Usually, sequential consistency doesn’t place any necessities on the right way to order the writes. In our instance, the write to X occurred in actual time earlier than the write to Y. Nonetheless, so long as each thread agrees to see the write to Y as taking place earlier than the write to X, sequential consistency permits the official historical past to be totally different that what occurred in line with actual time (the one restriction is that writes and reads originating from the identical thread of execution can’t be reordered). See Determine 3 for an instance of this.
In distinction to sequential consistency, strict consistency does place actual time necessities on the right way to order the writes. It assumes that it’s at all times doable to know what time it presently is with zero error — i.e. that each thread of execution agree on the exact present time. The order of the writes within the sequential order should be equal to the actual time that these writes had been issued. Moreover, each learn operation should learn the worth of the latest write in actual time — regardless of which thread of execution initiated that write. In a distributed system (and even multi-processor single-server programs), it’s not possible in observe to have world settlement on exact present time, which renders strict consistency to be largely of theoretical curiosity.
None of Figures 1, 2, or 3 above fulfill strict consistency as a result of all of them comprise both a learn of x=0 or a learn of y=0 after the worth of x or y has been written to a brand new worth. Nevertheless, Determine 4 beneath satisfies strict consistency since all reads replicate the latest write in actual time:
In a distributed/replicated system, the place writes and reads can originate wherever, the very best degree of consistency obtained in observe is linearizability (often known as “atomic consistency” which is what it’s known as within the CAP theorem). Linearizability is similar to strict consistency: each are extensions of sequential consistency that impose actual time constraints on writes. The distinction is that the linearizability mannequin acknowledges that there’s a time frame that happens between when an operation is submitted to the system, and when the system responds with an acknowledgement that it was accomplished. In a distributed system, the sending of the write request to the right location(s) — which can embrace replication — can happen throughout this time interval. A linearizability assure doesn’t place any ordering constraints on operations that happen with overlapping begin and finish occasions. The one ordering constraint is for operations that don’t overlap in time — solely in these instances does the sooner write should be seen earlier than the later write.
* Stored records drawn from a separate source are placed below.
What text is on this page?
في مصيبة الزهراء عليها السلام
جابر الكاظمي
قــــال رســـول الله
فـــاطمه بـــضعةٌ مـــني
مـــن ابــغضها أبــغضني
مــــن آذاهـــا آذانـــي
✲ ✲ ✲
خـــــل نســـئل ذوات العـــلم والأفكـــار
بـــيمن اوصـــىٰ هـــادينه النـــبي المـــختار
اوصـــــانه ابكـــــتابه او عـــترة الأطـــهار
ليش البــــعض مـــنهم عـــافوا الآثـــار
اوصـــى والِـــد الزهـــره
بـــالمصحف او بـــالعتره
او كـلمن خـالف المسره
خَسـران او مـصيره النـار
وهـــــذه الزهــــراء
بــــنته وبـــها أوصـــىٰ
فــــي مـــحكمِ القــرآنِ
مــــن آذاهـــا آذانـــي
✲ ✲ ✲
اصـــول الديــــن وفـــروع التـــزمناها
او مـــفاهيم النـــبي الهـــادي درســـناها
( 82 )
Determine 5 above exhibits an instance of a schedule that’s linearizable, however not strictly constant. It isn’t strictly consistency for the reason that learn of X by P3 is initiated (and returns) barely after the write of X by P1, however nonetheless sees the previous worth. Nonetheless, it’s linearizable as a result of this learn of X by P3 and write of X by P1 overlap in time, and subsequently linearizability doesn’t require the learn of X by P3 to see the results of the write of X by P1.
Whereas linearizability and strict consistency are stronger than sequential consistency, sequential consistency is by itself a really excessive degree of consistency, and there exist many consistency ranges beneath it.
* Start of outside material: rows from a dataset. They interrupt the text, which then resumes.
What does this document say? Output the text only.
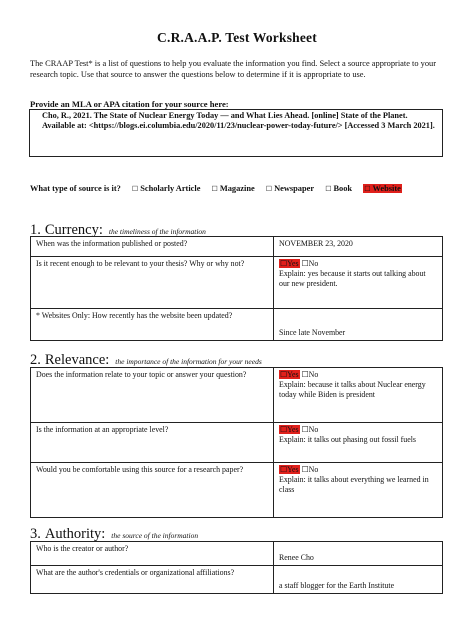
C.R.A.A.P. Test Worksheet
The CRAAP Test* is a list of questions to help you evaluate the information you find. Select a source appropriate to your research topic. Use that source to answer the questions below to determine if it is appropriate to use.
Provide an MLA or APA citation for your source here:
Cho, R., 2021. The State of Nuclear Energy Today — and What Lies Ahead. [online] State of the Planet. Available at: <https://blogs.ei.columbia.edu/2020/11/23/nuclear-power-today-future/> [Accessed 3 March 2021].
What type of source is it? ☐ Scholarly Article ☐ Magazine ☐ Newspaper ☐ Book ☐ Website
1. Currency: the timeliness of the information
When was the information published or posted?	NOVEMBER 23, 2020
Is it recent enough to be relevant to your thesis? Why or why not?	☐Yes ☐No
Explain: yes because it starts out talking about our new president.
* Websites Only: How recently has the website been updated?	Since late November
2. Relevance: the importance of the information for your needs
Does the information relate to your topic or answer your question?	☐Yes ☐No
Explain: because it talks about Nuclear energy today while Biden is president
Is the information at an appropriate level?	☐Yes ☐No
Explain: it talks out phasing out fossil fuels
Would you be comfortable using this source for a research paper?	☐Yes ☐No
Explain: it talks about everything we learned in class
3. Authority: the source of the information
Who is the creator or author?	Renee Cho
What are the author's credentials or organizational affiliations?	a staff blogger for the Earth Institute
Causal consistency is a well-liked and helpful consistency degree that’s barely beneath sequential consistency. In sequential consistency, all writes should be globally ordered — even when they’re completely unrelated to one another. Causal consistency doesn’t implement orderings of unrelated writes. Nevertheless, if a thread of execution performs a learn of some knowledge merchandise (name it X) after which writes that knowledge merchandise or a unique one (name it Y), it assumes that the next write could have been brought on by the learn. Subsequently, it enforces the order of X and Y — particularly all threads of execution should observe the write of Y after the write of X.
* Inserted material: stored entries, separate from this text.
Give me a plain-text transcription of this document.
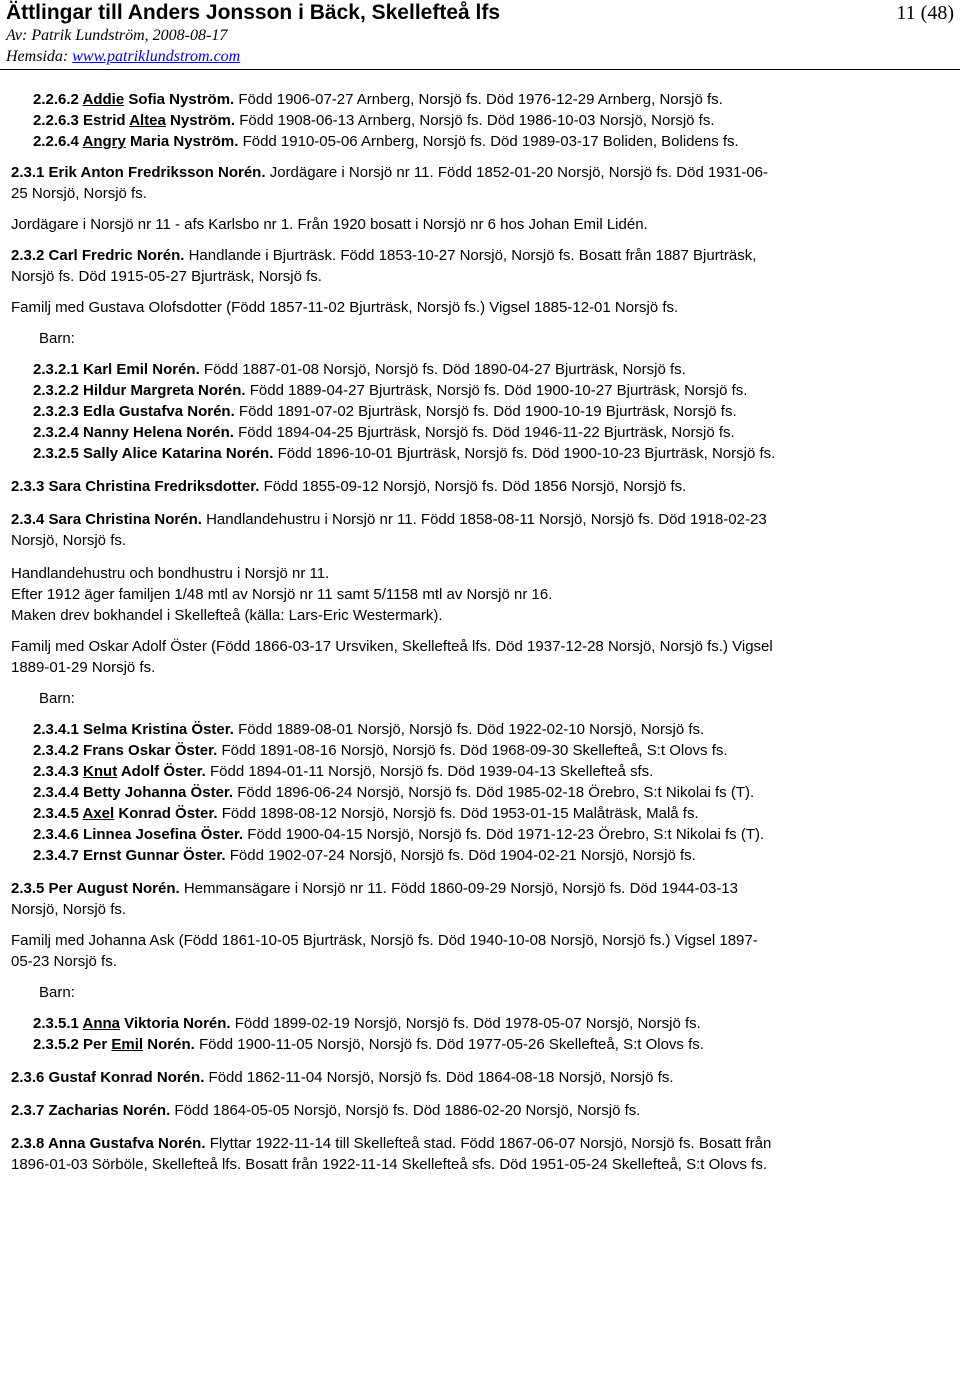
Ättlingar till Anders Jonsson i Bäck, Skellefteå lfs	11 (48)
Av: Patrik Lundström, 2008-08-17
Hemsida: www.patriklundstrom.com
2.2.6.2 Addie Sofia Nyström. Född 1906-07-27 Arnberg, Norsjö fs. Död 1976-12-29 Arnberg, Norsjö fs.
2.2.6.3 Estrid Altea Nyström. Född 1908-06-13 Arnberg, Norsjö fs. Död 1986-10-03 Norsjö, Norsjö fs.
2.2.6.4 Angry Maria Nyström. Född 1910-05-06 Arnberg, Norsjö fs. Död 1989-03-17 Boliden, Bolidens fs.
2.3.1 Erik Anton Fredriksson Norén. Jordägare i Norsjö nr 11. Född 1852-01-20 Norsjö, Norsjö fs. Död 1931-06-
25 Norsjö, Norsjö fs.
Jordägare i Norsjö nr 11 - afs Karlsbo nr 1. Från 1920 bosatt i Norsjö nr 6 hos Johan Emil Lidén.
2.3.2 Carl Fredric Norén. Handlande i Bjurträsk. Född 1853-10-27 Norsjö, Norsjö fs. Bosatt från 1887 Bjurträsk,
Norsjö fs. Död 1915-05-27 Bjurträsk, Norsjö fs.
Familj med Gustava Olofsdotter (Född 1857-11-02 Bjurträsk, Norsjö fs.) Vigsel 1885-12-01 Norsjö fs.
Barn:
2.3.2.1 Karl Emil Norén. Född 1887-01-08 Norsjö, Norsjö fs. Död 1890-04-27 Bjurträsk, Norsjö fs.
2.3.2.2 Hildur Margreta Norén. Född 1889-04-27 Bjurträsk, Norsjö fs. Död 1900-10-27 Bjurträsk, Norsjö fs.
2.3.2.3 Edla Gustafva Norén. Född 1891-07-02 Bjurträsk, Norsjö fs. Död 1900-10-19 Bjurträsk, Norsjö fs.
2.3.2.4 Nanny Helena Norén. Född 1894-04-25 Bjurträsk, Norsjö fs. Död 1946-11-22 Bjurträsk, Norsjö fs.
2.3.2.5 Sally Alice Katarina Norén. Född 1896-10-01 Bjurträsk, Norsjö fs. Död 1900-10-23 Bjurträsk, Norsjö fs.
2.3.3 Sara Christina Fredriksdotter. Född 1855-09-12 Norsjö, Norsjö fs. Död 1856 Norsjö, Norsjö fs.
2.3.4 Sara Christina Norén. Handlandehustru i Norsjö nr 11. Född 1858-08-11 Norsjö, Norsjö fs. Död 1918-02-23
Norsjö, Norsjö fs.
Handlandehustru och bondhustru i Norsjö nr 11.
Efter 1912 äger familjen 1/48 mtl av Norsjö nr 11 samt 5/1158 mtl av Norsjö nr 16.
Maken drev bokhandel i Skellefteå (källa: Lars-Eric Westermark).
Familj med Oskar Adolf Öster (Född 1866-03-17 Ursviken, Skellefteå lfs. Död 1937-12-28 Norsjö, Norsjö fs.) Vigsel
1889-01-29 Norsjö fs.
Barn:
2.3.4.1 Selma Kristina Öster. Född 1889-08-01 Norsjö, Norsjö fs. Död 1922-02-10 Norsjö, Norsjö fs.
2.3.4.2 Frans Oskar Öster. Född 1891-08-16 Norsjö, Norsjö fs. Död 1968-09-30 Skellefteå, S:t Olovs fs.
2.3.4.3 Knut Adolf Öster. Född 1894-01-11 Norsjö, Norsjö fs. Död 1939-04-13 Skellefteå sfs.
2.3.4.4 Betty Johanna Öster. Född 1896-06-24 Norsjö, Norsjö fs. Död 1985-02-18 Örebro, S:t Nikolai fs (T).
2.3.4.5 Axel Konrad Öster. Född 1898-08-12 Norsjö, Norsjö fs. Död 1953-01-15 Malåträsk, Malå fs.
2.3.4.6 Linnea Josefina Öster. Född 1900-04-15 Norsjö, Norsjö fs. Död 1971-12-23 Örebro, S:t Nikolai fs (T).
2.3.4.7 Ernst Gunnar Öster. Född 1902-07-24 Norsjö, Norsjö fs. Död 1904-02-21 Norsjö, Norsjö fs.
2.3.5 Per August Norén. Hemmansägare i Norsjö nr 11. Född 1860-09-29 Norsjö, Norsjö fs. Död 1944-03-13
Norsjö, Norsjö fs.
Familj med Johanna Ask (Född 1861-10-05 Bjurträsk, Norsjö fs. Död 1940-10-08 Norsjö, Norsjö fs.) Vigsel 1897-
05-23 Norsjö fs.
Barn:
2.3.5.1 Anna Viktoria Norén. Född 1899-02-19 Norsjö, Norsjö fs. Död 1978-05-07 Norsjö, Norsjö fs.
2.3.5.2 Per Emil Norén. Född 1900-11-05 Norsjö, Norsjö fs. Död 1977-05-26 Skellefteå, S:t Olovs fs.
2.3.6 Gustaf Konrad Norén. Född 1862-11-04 Norsjö, Norsjö fs. Död 1864-08-18 Norsjö, Norsjö fs.
2.3.7 Zacharias Norén. Född 1864-05-05 Norsjö, Norsjö fs. Död 1886-02-20 Norsjö, Norsjö fs.
2.3.8 Anna Gustafva Norén. Flyttar 1922-11-14 till Skellefteå stad. Född 1867-06-07 Norsjö, Norsjö fs. Bosatt från
1896-01-03 Sörböle, Skellefteå lfs. Bosatt från 1922-11-14 Skellefteå sfs. Död 1951-05-24 Skellefteå, S:t Olovs fs.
For instance, examine Determine 6 (above) with Determine 2. In Determine 2, P3 noticed the write to X taking place earlier than the write to Y, however P4 noticed the write to Y taking place earlier than the write to X. This violates sequential consistency, however not causal consistency. Nevertheless, in Determine 6, P2 learn the write to X earlier than performing the write to Y. That locations a causal constraint between the write to X and Y — Y should occur after X. Subsequently, when P4 sees the write to Y with out the write to X, causal consistency is violated.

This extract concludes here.